The SX230 takes almost all of its design cues directly from the SX210 that preceded it, with a predominantly plastic case complimented by metal edging. This means that overall construction, while nowhere near the tough standard, feels pretty good, with the camera feeling solid enough and fairly weighty in the hand.
One small gripe we do have, that also applies to the SX230’s predecessor, is with the lack of a finger grip. Given the smooth-to-the-touch anodised finish on the front of the camera, we would really have liked to have seen something to make the camera feel a bit more secure in the hand. Given the lack of anything to grip we did find that we were reluctant to use the camera without a wrist strap. While it could be argued that this is just good practice, it’s certainly less flexible too.
Button layout also takes much the same form as the SX210, with only some subtle location and design changes.

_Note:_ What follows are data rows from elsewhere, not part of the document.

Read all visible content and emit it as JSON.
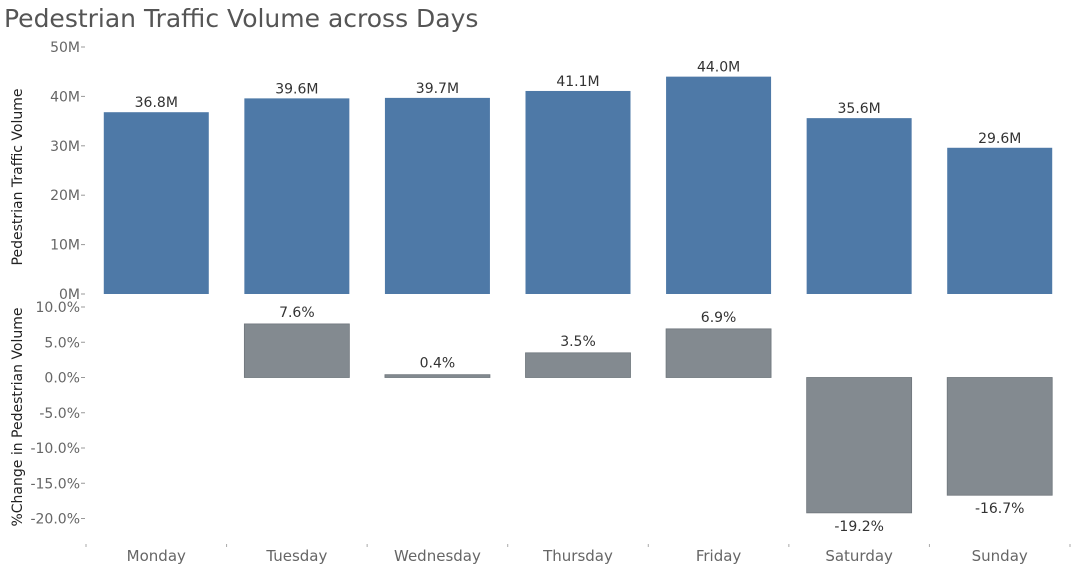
{
  "chart_data": [
    {
      "type": "bar",
      "title": "Pedestrian Traffic Volume across Days",
      "categories": [
        "Monday",
        "Tuesday",
        "Wednesday",
        "Thursday",
        "Friday",
        "Saturday",
        "Sunday"
      ],
      "values": [
        36.8,
        39.6,
        39.7,
        41.1,
        44.0,
        35.6,
        29.6
      ],
      "value_labels": [
        "36.8M",
        "39.6M",
        "39.7M",
        "41.1M",
        "44.0M",
        "35.6M",
        "29.6M"
      ],
      "unit": "M",
      "ylabel": "Pedestrian Traffic Volume",
      "ylim": [
        0,
        50
      ],
      "yticks": [
        "50M",
        "40M",
        "30M",
        "20M",
        "10M",
        "0M"
      ],
      "color": "#4e79a7",
      "grid": false
    },
    {
      "type": "bar",
      "categories": [
        "Monday",
        "Tuesday",
        "Wednesday",
        "Thursday",
        "Friday",
        "Saturday",
        "Sunday"
      ],
      "values": [
        null,
        7.6,
        0.4,
        3.5,
        6.9,
        -19.2,
        -16.7
      ],
      "value_labels": [
        "",
        "7.6%",
        "0.4%",
        "3.5%",
        "6.9%",
        "-19.2%",
        "-16.7%"
      ],
      "unit": "%",
      "ylabel": "%Change in Pedestrian Volume",
      "ylim": [
        -22,
        11
      ],
      "yticks": [
        "10.0%",
        "5.0%",
        "0.0%",
        "-5.0%",
        "-10.0%",
        "-15.0%",
        "-20.0%"
      ],
      "color": "#838a90",
      "grid": false
    }
  ]
}
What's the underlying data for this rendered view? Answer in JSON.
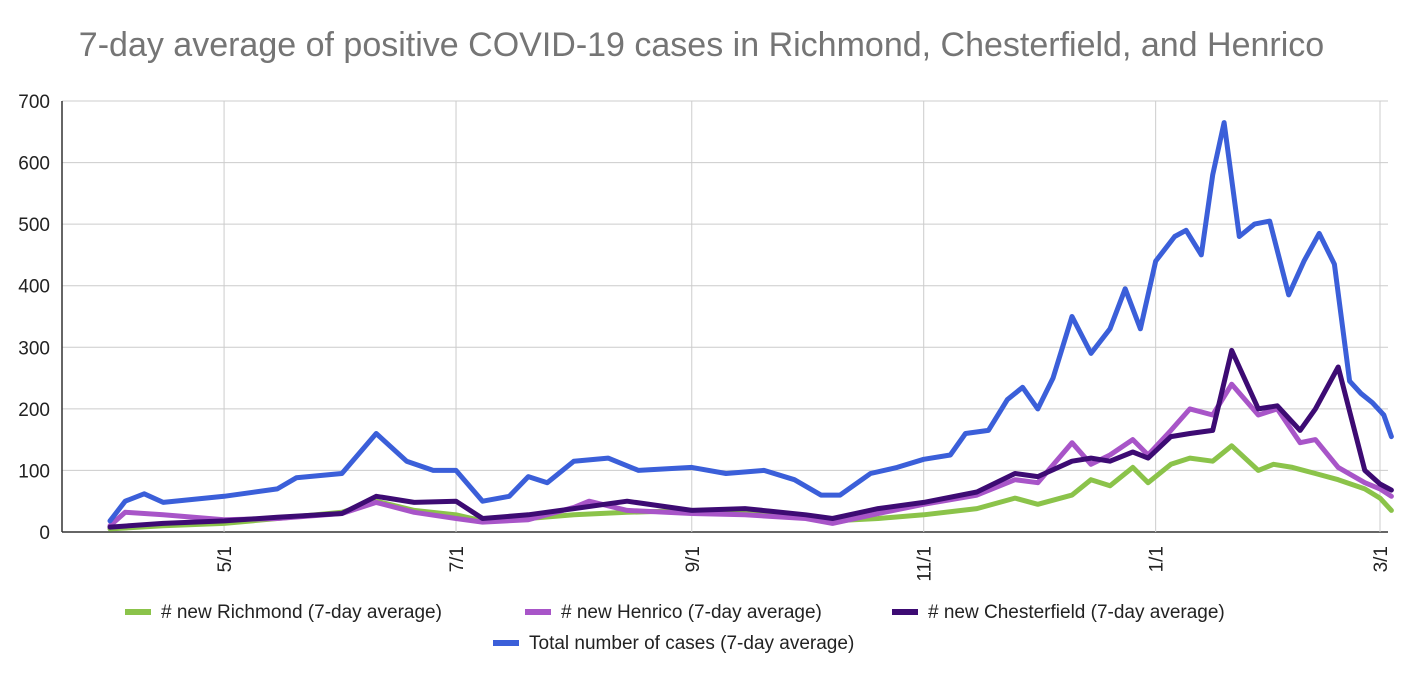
{
  "chart_data": {
    "type": "line",
    "title": "7-day average of positive COVID-19 cases in Richmond, Chesterfield, and Henrico",
    "xlabel": "",
    "ylabel": "",
    "ylim": [
      0,
      700
    ],
    "yticks": [
      0,
      100,
      200,
      300,
      400,
      500,
      600,
      700
    ],
    "x_range": [
      "2020-04-01",
      "2021-03-04"
    ],
    "xticks": [
      {
        "date": "2020-05-01",
        "label": "5/1"
      },
      {
        "date": "2020-07-01",
        "label": "7/1"
      },
      {
        "date": "2020-09-01",
        "label": "9/1"
      },
      {
        "date": "2020-11-01",
        "label": "11/1"
      },
      {
        "date": "2021-01-01",
        "label": "1/1"
      },
      {
        "date": "2021-03-01",
        "label": "3/1"
      }
    ],
    "grid": true,
    "legend_position": "bottom",
    "series": [
      {
        "name": "# new Richmond (7-day average)",
        "color": "#8bc34a",
        "points": [
          [
            "2020-04-01",
            5
          ],
          [
            "2020-04-15",
            10
          ],
          [
            "2020-05-01",
            14
          ],
          [
            "2020-05-15",
            22
          ],
          [
            "2020-06-01",
            32
          ],
          [
            "2020-06-10",
            50
          ],
          [
            "2020-06-20",
            35
          ],
          [
            "2020-07-01",
            28
          ],
          [
            "2020-07-08",
            18
          ],
          [
            "2020-07-20",
            22
          ],
          [
            "2020-08-01",
            28
          ],
          [
            "2020-08-15",
            32
          ],
          [
            "2020-09-01",
            35
          ],
          [
            "2020-09-15",
            30
          ],
          [
            "2020-10-01",
            24
          ],
          [
            "2020-10-08",
            18
          ],
          [
            "2020-10-20",
            22
          ],
          [
            "2020-11-01",
            28
          ],
          [
            "2020-11-15",
            38
          ],
          [
            "2020-11-25",
            55
          ],
          [
            "2020-12-01",
            45
          ],
          [
            "2020-12-10",
            60
          ],
          [
            "2020-12-15",
            85
          ],
          [
            "2020-12-20",
            75
          ],
          [
            "2020-12-26",
            105
          ],
          [
            "2020-12-30",
            80
          ],
          [
            "2021-01-05",
            110
          ],
          [
            "2021-01-10",
            120
          ],
          [
            "2021-01-16",
            115
          ],
          [
            "2021-01-21",
            140
          ],
          [
            "2021-01-28",
            100
          ],
          [
            "2021-02-01",
            110
          ],
          [
            "2021-02-06",
            105
          ],
          [
            "2021-02-12",
            95
          ],
          [
            "2021-02-18",
            85
          ],
          [
            "2021-02-25",
            70
          ],
          [
            "2021-03-01",
            55
          ],
          [
            "2021-03-04",
            35
          ]
        ]
      },
      {
        "name": "# new Henrico (7-day average)",
        "color": "#a855c8",
        "points": [
          [
            "2020-04-01",
            10
          ],
          [
            "2020-04-05",
            32
          ],
          [
            "2020-04-15",
            28
          ],
          [
            "2020-05-01",
            20
          ],
          [
            "2020-05-15",
            22
          ],
          [
            "2020-06-01",
            30
          ],
          [
            "2020-06-10",
            48
          ],
          [
            "2020-06-20",
            32
          ],
          [
            "2020-07-01",
            22
          ],
          [
            "2020-07-08",
            16
          ],
          [
            "2020-07-20",
            20
          ],
          [
            "2020-08-01",
            40
          ],
          [
            "2020-08-05",
            50
          ],
          [
            "2020-08-15",
            35
          ],
          [
            "2020-09-01",
            30
          ],
          [
            "2020-09-15",
            28
          ],
          [
            "2020-10-01",
            22
          ],
          [
            "2020-10-08",
            14
          ],
          [
            "2020-10-20",
            30
          ],
          [
            "2020-11-01",
            45
          ],
          [
            "2020-11-15",
            60
          ],
          [
            "2020-11-25",
            85
          ],
          [
            "2020-12-01",
            80
          ],
          [
            "2020-12-10",
            145
          ],
          [
            "2020-12-15",
            110
          ],
          [
            "2020-12-20",
            125
          ],
          [
            "2020-12-26",
            150
          ],
          [
            "2020-12-30",
            125
          ],
          [
            "2021-01-05",
            165
          ],
          [
            "2021-01-10",
            200
          ],
          [
            "2021-01-16",
            190
          ],
          [
            "2021-01-21",
            240
          ],
          [
            "2021-01-28",
            190
          ],
          [
            "2021-02-02",
            200
          ],
          [
            "2021-02-08",
            145
          ],
          [
            "2021-02-12",
            150
          ],
          [
            "2021-02-18",
            105
          ],
          [
            "2021-02-25",
            80
          ],
          [
            "2021-03-01",
            70
          ],
          [
            "2021-03-04",
            58
          ]
        ]
      },
      {
        "name": "# new Chesterfield (7-day average)",
        "color": "#3d0b73",
        "points": [
          [
            "2020-04-01",
            8
          ],
          [
            "2020-04-15",
            14
          ],
          [
            "2020-05-01",
            18
          ],
          [
            "2020-05-15",
            24
          ],
          [
            "2020-06-01",
            30
          ],
          [
            "2020-06-10",
            58
          ],
          [
            "2020-06-20",
            48
          ],
          [
            "2020-07-01",
            50
          ],
          [
            "2020-07-08",
            22
          ],
          [
            "2020-07-20",
            28
          ],
          [
            "2020-08-01",
            38
          ],
          [
            "2020-08-15",
            50
          ],
          [
            "2020-09-01",
            35
          ],
          [
            "2020-09-15",
            38
          ],
          [
            "2020-10-01",
            28
          ],
          [
            "2020-10-08",
            22
          ],
          [
            "2020-10-20",
            38
          ],
          [
            "2020-11-01",
            48
          ],
          [
            "2020-11-15",
            65
          ],
          [
            "2020-11-25",
            95
          ],
          [
            "2020-12-01",
            90
          ],
          [
            "2020-12-10",
            115
          ],
          [
            "2020-12-15",
            120
          ],
          [
            "2020-12-20",
            115
          ],
          [
            "2020-12-26",
            130
          ],
          [
            "2020-12-30",
            120
          ],
          [
            "2021-01-05",
            155
          ],
          [
            "2021-01-10",
            160
          ],
          [
            "2021-01-16",
            165
          ],
          [
            "2021-01-21",
            295
          ],
          [
            "2021-01-28",
            200
          ],
          [
            "2021-02-02",
            205
          ],
          [
            "2021-02-08",
            165
          ],
          [
            "2021-02-12",
            200
          ],
          [
            "2021-02-18",
            268
          ],
          [
            "2021-02-25",
            100
          ],
          [
            "2021-03-01",
            78
          ],
          [
            "2021-03-04",
            68
          ]
        ]
      },
      {
        "name": "Total number of cases (7-day average)",
        "color": "#3b5fd9",
        "points": [
          [
            "2020-04-01",
            18
          ],
          [
            "2020-04-05",
            50
          ],
          [
            "2020-04-10",
            62
          ],
          [
            "2020-04-15",
            48
          ],
          [
            "2020-05-01",
            58
          ],
          [
            "2020-05-15",
            70
          ],
          [
            "2020-05-20",
            88
          ],
          [
            "2020-06-01",
            95
          ],
          [
            "2020-06-10",
            160
          ],
          [
            "2020-06-18",
            115
          ],
          [
            "2020-06-25",
            100
          ],
          [
            "2020-07-01",
            100
          ],
          [
            "2020-07-08",
            50
          ],
          [
            "2020-07-15",
            58
          ],
          [
            "2020-07-20",
            90
          ],
          [
            "2020-07-25",
            80
          ],
          [
            "2020-08-01",
            115
          ],
          [
            "2020-08-10",
            120
          ],
          [
            "2020-08-18",
            100
          ],
          [
            "2020-09-01",
            105
          ],
          [
            "2020-09-10",
            95
          ],
          [
            "2020-09-20",
            100
          ],
          [
            "2020-09-28",
            85
          ],
          [
            "2020-10-05",
            60
          ],
          [
            "2020-10-10",
            60
          ],
          [
            "2020-10-18",
            95
          ],
          [
            "2020-10-25",
            105
          ],
          [
            "2020-11-01",
            118
          ],
          [
            "2020-11-08",
            125
          ],
          [
            "2020-11-12",
            160
          ],
          [
            "2020-11-18",
            165
          ],
          [
            "2020-11-23",
            215
          ],
          [
            "2020-11-27",
            235
          ],
          [
            "2020-12-01",
            200
          ],
          [
            "2020-12-05",
            250
          ],
          [
            "2020-12-10",
            350
          ],
          [
            "2020-12-15",
            290
          ],
          [
            "2020-12-20",
            330
          ],
          [
            "2020-12-24",
            395
          ],
          [
            "2020-12-28",
            330
          ],
          [
            "2021-01-01",
            440
          ],
          [
            "2021-01-06",
            480
          ],
          [
            "2021-01-09",
            490
          ],
          [
            "2021-01-13",
            450
          ],
          [
            "2021-01-16",
            580
          ],
          [
            "2021-01-19",
            665
          ],
          [
            "2021-01-23",
            480
          ],
          [
            "2021-01-27",
            500
          ],
          [
            "2021-01-31",
            505
          ],
          [
            "2021-02-05",
            385
          ],
          [
            "2021-02-09",
            440
          ],
          [
            "2021-02-13",
            485
          ],
          [
            "2021-02-17",
            435
          ],
          [
            "2021-02-21",
            245
          ],
          [
            "2021-02-24",
            225
          ],
          [
            "2021-02-27",
            210
          ],
          [
            "2021-03-02",
            190
          ],
          [
            "2021-03-04",
            155
          ]
        ]
      }
    ]
  }
}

For example the spring-loaded zoom control is now located around the shutter button rather than to the side and the on/off switch has relocated to the back of the camera, rather than on top.

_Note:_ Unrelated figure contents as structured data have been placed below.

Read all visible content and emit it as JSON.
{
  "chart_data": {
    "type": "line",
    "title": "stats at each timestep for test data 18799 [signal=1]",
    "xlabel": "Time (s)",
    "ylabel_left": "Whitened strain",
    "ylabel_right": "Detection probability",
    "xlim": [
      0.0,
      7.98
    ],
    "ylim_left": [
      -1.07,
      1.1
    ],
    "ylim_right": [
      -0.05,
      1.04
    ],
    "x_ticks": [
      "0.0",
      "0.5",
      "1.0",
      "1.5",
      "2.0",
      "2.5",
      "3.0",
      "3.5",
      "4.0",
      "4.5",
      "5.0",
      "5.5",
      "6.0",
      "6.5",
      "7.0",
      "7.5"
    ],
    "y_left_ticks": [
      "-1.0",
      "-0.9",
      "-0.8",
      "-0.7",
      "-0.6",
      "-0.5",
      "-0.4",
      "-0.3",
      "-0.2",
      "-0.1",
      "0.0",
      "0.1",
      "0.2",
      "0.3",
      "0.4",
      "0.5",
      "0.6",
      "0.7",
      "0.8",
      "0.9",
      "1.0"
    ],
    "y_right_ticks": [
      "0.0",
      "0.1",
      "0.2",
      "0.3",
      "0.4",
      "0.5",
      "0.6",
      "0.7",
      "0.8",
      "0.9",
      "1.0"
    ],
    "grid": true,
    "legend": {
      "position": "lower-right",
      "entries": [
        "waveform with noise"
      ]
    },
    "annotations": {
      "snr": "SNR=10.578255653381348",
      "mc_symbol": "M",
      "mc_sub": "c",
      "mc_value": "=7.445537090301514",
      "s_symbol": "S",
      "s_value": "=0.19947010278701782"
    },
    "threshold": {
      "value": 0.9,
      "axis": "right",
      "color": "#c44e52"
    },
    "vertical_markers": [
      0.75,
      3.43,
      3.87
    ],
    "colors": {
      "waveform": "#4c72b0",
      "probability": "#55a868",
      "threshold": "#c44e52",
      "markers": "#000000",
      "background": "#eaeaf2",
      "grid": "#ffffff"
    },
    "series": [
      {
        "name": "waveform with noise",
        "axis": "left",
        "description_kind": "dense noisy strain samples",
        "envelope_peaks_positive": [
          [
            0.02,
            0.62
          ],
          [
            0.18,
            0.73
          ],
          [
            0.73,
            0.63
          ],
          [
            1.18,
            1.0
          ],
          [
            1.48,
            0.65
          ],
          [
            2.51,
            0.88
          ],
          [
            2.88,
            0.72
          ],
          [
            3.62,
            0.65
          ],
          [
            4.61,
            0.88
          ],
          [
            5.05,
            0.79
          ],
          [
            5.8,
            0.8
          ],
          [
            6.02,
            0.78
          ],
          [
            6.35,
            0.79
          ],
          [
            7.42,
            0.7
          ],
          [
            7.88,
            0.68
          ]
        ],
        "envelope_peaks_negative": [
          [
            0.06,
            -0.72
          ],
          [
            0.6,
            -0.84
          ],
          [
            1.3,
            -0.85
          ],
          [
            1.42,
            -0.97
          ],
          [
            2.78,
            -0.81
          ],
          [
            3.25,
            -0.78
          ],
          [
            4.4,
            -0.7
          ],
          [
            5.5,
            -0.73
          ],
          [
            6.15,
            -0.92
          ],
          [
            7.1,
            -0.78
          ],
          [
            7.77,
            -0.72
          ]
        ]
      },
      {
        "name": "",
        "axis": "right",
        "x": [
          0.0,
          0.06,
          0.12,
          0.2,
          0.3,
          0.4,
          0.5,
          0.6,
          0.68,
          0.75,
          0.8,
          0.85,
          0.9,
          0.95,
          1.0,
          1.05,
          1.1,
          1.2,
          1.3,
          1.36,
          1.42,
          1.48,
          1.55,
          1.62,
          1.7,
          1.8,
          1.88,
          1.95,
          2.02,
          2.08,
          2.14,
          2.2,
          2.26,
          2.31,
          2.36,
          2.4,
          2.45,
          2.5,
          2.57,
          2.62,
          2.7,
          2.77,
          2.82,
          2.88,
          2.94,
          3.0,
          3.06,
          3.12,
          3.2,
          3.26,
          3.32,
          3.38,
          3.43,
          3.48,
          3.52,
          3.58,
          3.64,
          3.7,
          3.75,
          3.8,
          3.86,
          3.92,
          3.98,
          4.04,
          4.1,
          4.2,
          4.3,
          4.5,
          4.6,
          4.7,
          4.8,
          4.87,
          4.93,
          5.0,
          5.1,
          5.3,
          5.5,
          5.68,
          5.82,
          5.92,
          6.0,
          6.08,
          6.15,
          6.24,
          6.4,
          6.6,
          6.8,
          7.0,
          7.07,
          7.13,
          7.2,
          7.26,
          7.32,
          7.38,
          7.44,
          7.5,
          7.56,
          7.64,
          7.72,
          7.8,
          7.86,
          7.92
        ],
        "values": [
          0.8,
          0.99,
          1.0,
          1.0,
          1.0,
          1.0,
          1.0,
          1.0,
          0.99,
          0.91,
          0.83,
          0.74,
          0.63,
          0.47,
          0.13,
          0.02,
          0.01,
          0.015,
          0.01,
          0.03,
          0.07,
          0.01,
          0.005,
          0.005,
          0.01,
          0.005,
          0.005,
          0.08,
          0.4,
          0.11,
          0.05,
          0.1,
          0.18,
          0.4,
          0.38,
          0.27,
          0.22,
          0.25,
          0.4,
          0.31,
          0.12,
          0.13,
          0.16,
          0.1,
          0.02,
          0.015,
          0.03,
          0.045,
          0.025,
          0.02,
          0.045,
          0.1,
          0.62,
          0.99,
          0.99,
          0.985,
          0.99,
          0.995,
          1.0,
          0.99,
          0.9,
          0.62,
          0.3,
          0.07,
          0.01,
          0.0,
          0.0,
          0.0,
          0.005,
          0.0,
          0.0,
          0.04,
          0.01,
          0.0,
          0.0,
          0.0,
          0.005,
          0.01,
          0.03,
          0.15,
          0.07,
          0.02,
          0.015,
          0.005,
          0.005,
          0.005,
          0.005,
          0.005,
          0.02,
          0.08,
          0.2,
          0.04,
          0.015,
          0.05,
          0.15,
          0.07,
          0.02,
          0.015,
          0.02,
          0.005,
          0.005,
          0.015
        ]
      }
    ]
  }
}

Overall, the SX230 is easy to operate though and we like how the placement of the shooting mode dial on the back of the camera makes it easy to hop between shooting modes while simultaneously acting as a rather convenient thumb-rest.
The camera sports a direct record red-dot button on the back of the camera for one-touch instant recording outside of the camera’s dedicated movie mode option on the shooting mode dial. Underwater photography fans may be interested to know that a dedicated waterproof case – the WP-DC42 – is available as an optional extra at a cost of about £200.
In-camera menus are especially well laid out and easy to navigate on the SX230, with the various options and features all proving quick and easy to reach through either the FUNC/SET Quick Menu button and the main Menu button below it. Exactly what options the Quick Menu will access depends on the shooting mode the camera is being used in at the time, but whatever you want to change, menu navigation on the SX230 never feels particularly long-winded.
One odd quirk that the SX230 appears to have inherited from its predecessor is that the flash still pops up every time the camera is switched on, irrespective of whether it is needed or not. While it’s simple enough to snap it back down if not needed it does strike as an oversight on Canon’s part.